Constant-Growth Dividend Discount Model
You will be marked based on the following categories (equal weighting for each): Data (inclusion and accuracy), Sources (provided and clear), Calculations (properly done), Documentation (formulas and sample calculations provided for the calculations), and Presentation
For this section, you will use the constant-growth dividend discount model to estimate your company’s expected rate of return. You will assume that the company is attempting to achieve a constant growth rate with its dividends and calculate that growth rate. The growth rate plus the expected dividend yield will give the expected rate of return.
Historical Growth:
Data Required:
- Quarterly dividends per share paid by your company (in Canadian Dollars) for the period May 1, 2017 to April 30, 2022. Use the ex-dividend date (2 business days before the record date) as the date of the dividend. The date provided by Yahoo Finance is the ex-dividend date.

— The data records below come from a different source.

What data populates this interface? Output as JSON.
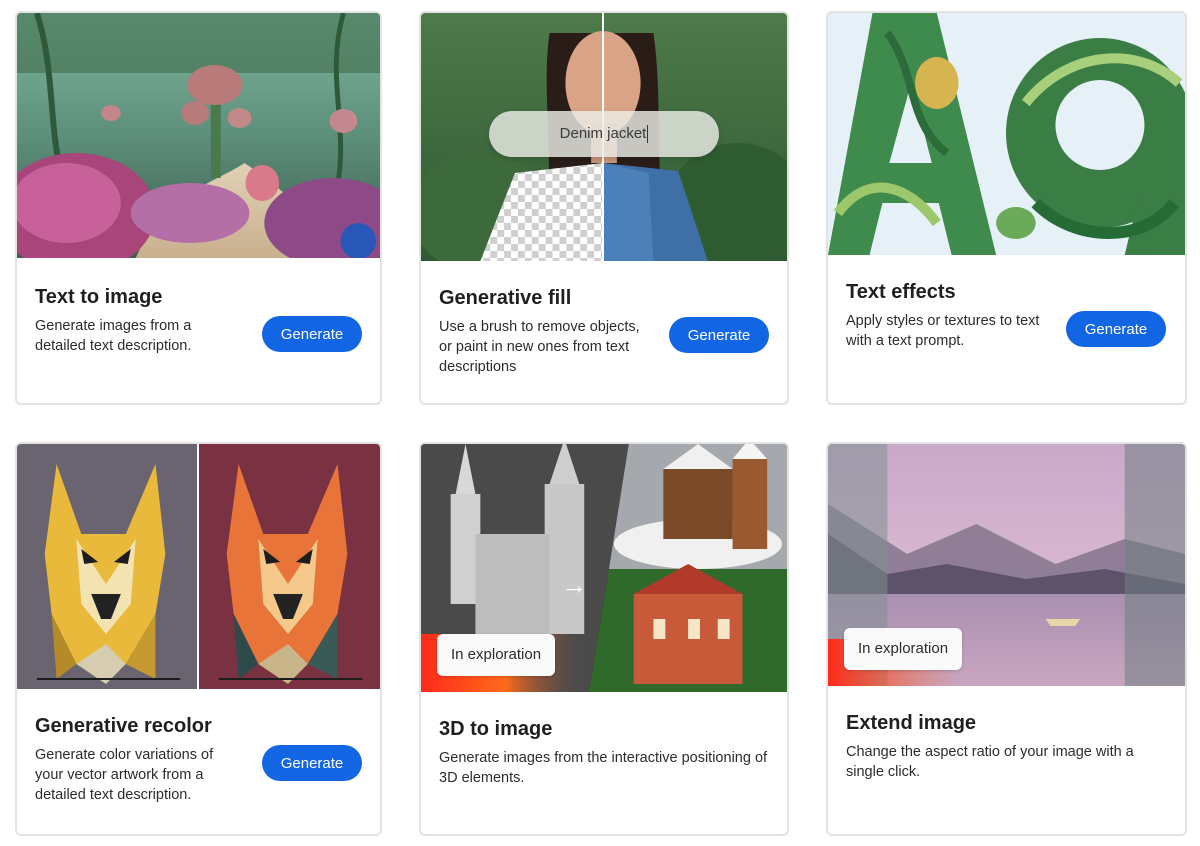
{
  "cards": [
    {
      "title": "Text to image",
      "description": "Generate images from a detailed text description.",
      "button_label": "Generate"
    },
    {
      "title": "Generative fill",
      "description": "Use a brush to remove objects, or paint in new ones from text descriptions",
      "button_label": "Generate",
      "prompt_text": "Denim jacket"
    },
    {
      "title": "Text effects",
      "description": "Apply styles or textures to text with a text prompt.",
      "button_label": "Generate"
    },
    {
      "title": "Generative recolor",
      "description": "Generate color variations of your vector artwork from a detailed text description.",
      "button_label": "Generate"
    },
    {
      "title": "3D to image",
      "description": "Generate images from the interactive positioning of 3D elements.",
      "badge": "In exploration"
    },
    {
      "title": "Extend image",
      "description": "Change the aspect ratio of your image with a single click.",
      "badge": "In exploration"
    }
  ],
  "icons": {
    "card_3d_arrow": "right-arrow-icon"
  },
  "colors": {
    "button": "#1266e3",
    "card_border": "#e3e3e3"
  }
}
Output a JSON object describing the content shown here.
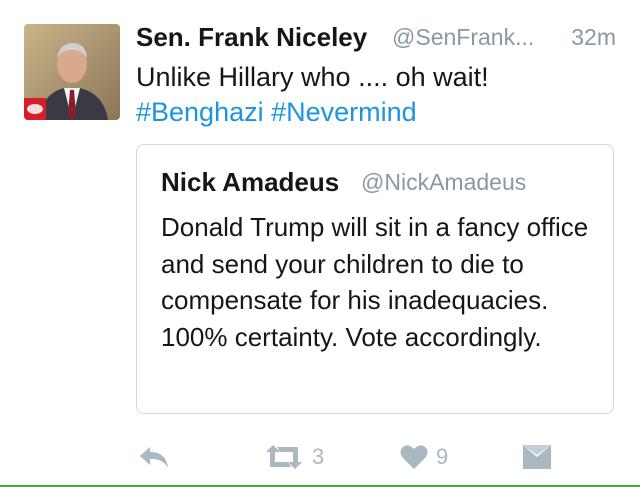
{
  "tweet": {
    "author_name": "Sen. Frank Niceley",
    "author_handle": "@SenFrank...",
    "time": "32m",
    "text": "Unlike Hillary who .... oh wait!",
    "hashtag_1": "#Benghazi",
    "hashtag_2": "#Nevermind"
  },
  "quoted_tweet": {
    "author_name": "Nick Amadeus",
    "author_handle": "@NickAmadeus",
    "text": "Donald Trump will sit in a fancy office and send your children to die to compensate for his inadequacies. 100% certainty. Vote accordingly."
  },
  "actions": {
    "retweet_count": "3",
    "like_count": "9"
  },
  "icons": {
    "reply": "reply-icon",
    "retweet": "retweet-icon",
    "like": "heart-icon",
    "message": "direct-message-icon"
  },
  "colors": {
    "hashtag": "#1b95e0",
    "muted": "#8899a6",
    "action_icon": "#aab8c2",
    "quote_border": "#cfd9de"
  }
}
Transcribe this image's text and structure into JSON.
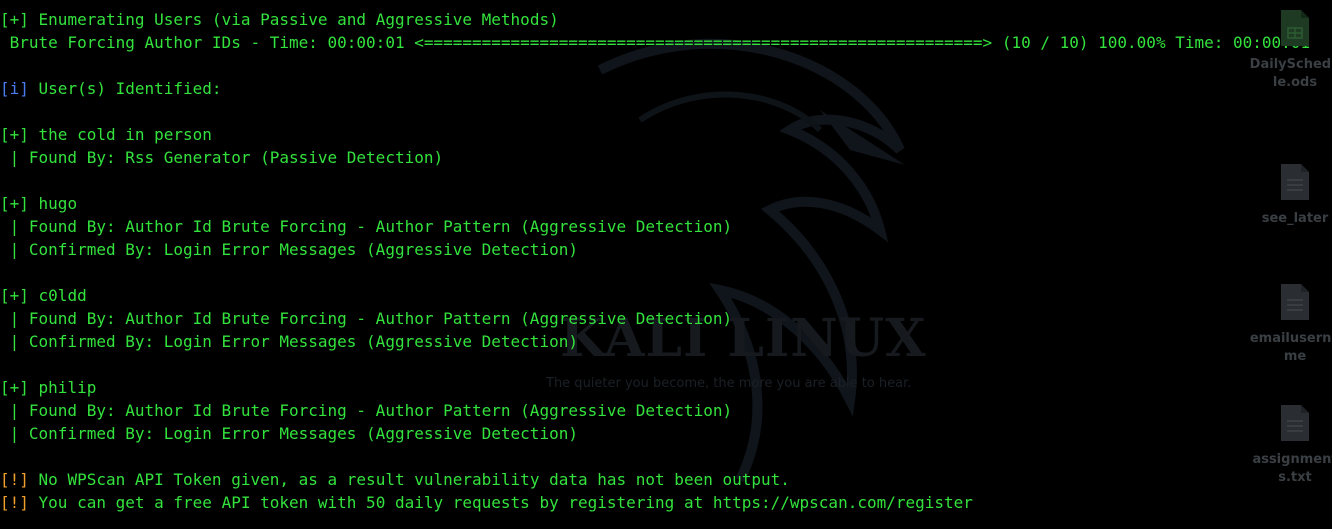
{
  "wallpaper": {
    "title": "KALI LINUX",
    "tagline": "The quieter you become, the more you are able to hear."
  },
  "terminal": {
    "lines": [
      {
        "indicator": "[+]",
        "type": "plus",
        "text": " Enumerating Users (via Passive and Aggressive Methods)"
      },
      {
        "indicator": "",
        "type": "plain",
        "text": " Brute Forcing Author IDs - Time: 00:00:01 <==========================================================> (10 / 10) 100.00% Time: 00:00:01"
      },
      {
        "indicator": "",
        "type": "plain",
        "text": ""
      },
      {
        "indicator": "[i]",
        "type": "info",
        "text": " User(s) Identified:"
      },
      {
        "indicator": "",
        "type": "plain",
        "text": ""
      },
      {
        "indicator": "[+]",
        "type": "plus",
        "text": " the cold in person"
      },
      {
        "indicator": "",
        "type": "plain",
        "text": " | Found By: Rss Generator (Passive Detection)"
      },
      {
        "indicator": "",
        "type": "plain",
        "text": ""
      },
      {
        "indicator": "[+]",
        "type": "plus",
        "text": " hugo"
      },
      {
        "indicator": "",
        "type": "plain",
        "text": " | Found By: Author Id Brute Forcing - Author Pattern (Aggressive Detection)"
      },
      {
        "indicator": "",
        "type": "plain",
        "text": " | Confirmed By: Login Error Messages (Aggressive Detection)"
      },
      {
        "indicator": "",
        "type": "plain",
        "text": ""
      },
      {
        "indicator": "[+]",
        "type": "plus",
        "text": " c0ldd"
      },
      {
        "indicator": "",
        "type": "plain",
        "text": " | Found By: Author Id Brute Forcing - Author Pattern (Aggressive Detection)"
      },
      {
        "indicator": "",
        "type": "plain",
        "text": " | Confirmed By: Login Error Messages (Aggressive Detection)"
      },
      {
        "indicator": "",
        "type": "plain",
        "text": ""
      },
      {
        "indicator": "[+]",
        "type": "plus",
        "text": " philip"
      },
      {
        "indicator": "",
        "type": "plain",
        "text": " | Found By: Author Id Brute Forcing - Author Pattern (Aggressive Detection)"
      },
      {
        "indicator": "",
        "type": "plain",
        "text": " | Confirmed By: Login Error Messages (Aggressive Detection)"
      },
      {
        "indicator": "",
        "type": "plain",
        "text": ""
      },
      {
        "indicator": "[!]",
        "type": "warn",
        "text": " No WPScan API Token given, as a result vulnerability data has not been output."
      },
      {
        "indicator": "[!]",
        "type": "warn",
        "text": " You can get a free API token with 50 daily requests by registering at https://wpscan.com/register"
      }
    ]
  },
  "desktop": {
    "icons": [
      {
        "label_line1": "DailySchedu",
        "label_line2": "le.ods",
        "icon": "spreadsheet-icon"
      },
      {
        "label_line1": "see_later",
        "label_line2": "",
        "icon": "text-file-icon"
      },
      {
        "label_line1": "emailuserna",
        "label_line2": "me",
        "icon": "text-file-icon"
      },
      {
        "label_line1": "assignment",
        "label_line2": "s.txt",
        "icon": "text-file-icon"
      }
    ]
  },
  "colors": {
    "terminal_text": "#33e23d",
    "info": "#4a7cf0",
    "warn": "#f0a02a",
    "background": "#000000"
  }
}
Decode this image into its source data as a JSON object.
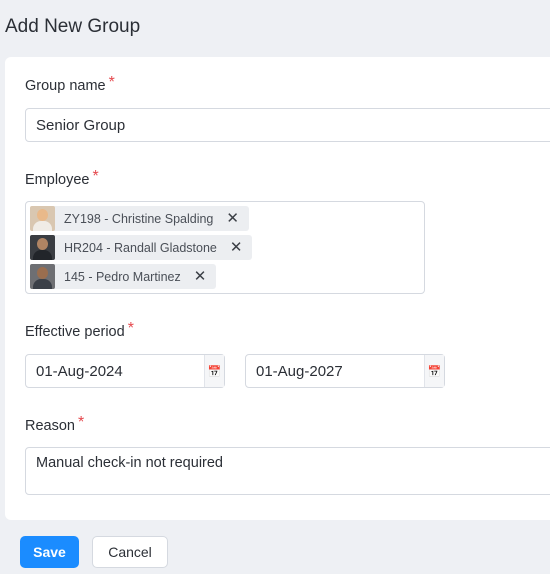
{
  "page": {
    "title": "Add New Group"
  },
  "form": {
    "group_name": {
      "label": "Group name",
      "required_mark": "*",
      "value": "Senior Group"
    },
    "employee": {
      "label": "Employee",
      "required_mark": "*",
      "chips": [
        {
          "label": "ZY198 - Christine Spalding",
          "remove": "✕"
        },
        {
          "label": "HR204 - Randall Gladstone",
          "remove": "✕"
        },
        {
          "label": "145 - Pedro Martinez",
          "remove": "✕"
        }
      ]
    },
    "effective_period": {
      "label": "Effective period",
      "required_mark": "*",
      "start": "01-Aug-2024",
      "end": "01-Aug-2027"
    },
    "reason": {
      "label": "Reason",
      "required_mark": "*",
      "value": "Manual check-in not required"
    }
  },
  "actions": {
    "save_label": "Save",
    "cancel_label": "Cancel"
  },
  "colors": {
    "primary": "#1b8cff",
    "required": "#e5484d",
    "background": "#eef0f4"
  }
}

- A good source is the company’s website although the reported dividends may not have been adjusted for splits, so you will have to make the adjustment.
- Another good source is Yahoo Finance Canada (https://ca.finance.yahoo.com/) but it sometimes misses dividends, double lists dividends, or records them incorrectly, so it is best to verify by checking the company’s website.
- Only the regular quarterly dividends should be included. Do not include any extra or special dividends.
- The April 30, 2022 closing stock price for your company.
- This can be found on Yahoo Finance Canada (https://ca.finance.yahoo.com/), the Toronto Stock Exchange (https://www.tsx.com), or many other financial websites
Calculations:
- Calculate the annual dividends that your company paid. Sum the four quarterly dividends paid between May of one year and April of the next year for each of the 5 years of data you have collected.
- In some cases the company may have changed its dividend payment dates so that you may get a year with 5 dividends and/or a year with 3 dividends. You may need to make an adjustment so that you are always working with 4 dividends (i.e., move April up to May, or May back to April).
- Some companies may have paid extra dividends. This will appear either as an added dividend payment or as an extra-large dividend that has been lumped with the regular dividend. If it looks like this has happened with your company you will need to check the appropriate annual report to determine if it was an extra or special dividend, in which case you should not include it in your calculations (but do still show it in your data and make a note that it was an extra dividend).
- Make sure your data have been adjusted for splits. If you see the dividends have suddenly dropped by a large amount, it is likely that there has been a split and you will need to make an adjustment (for example, if there was a 2-for-1 split, you will need to divide all the dividends prior to the split by 2).
- Calculate the annual growth rates of the dividends (i.e., the percentage change in annual dividends from one year to the next).
- Calculate the average of your 4 annual growth rates. This is your value for g.
- Estimate the total dividends that will be paid between May of this year and April of next year, assuming that the firm maintains its current average annual growth rate.
- Calculate the firm’s expected rate of return using your calculated expected dividend, growth rate, and the unadjusted price for April 30 of this year.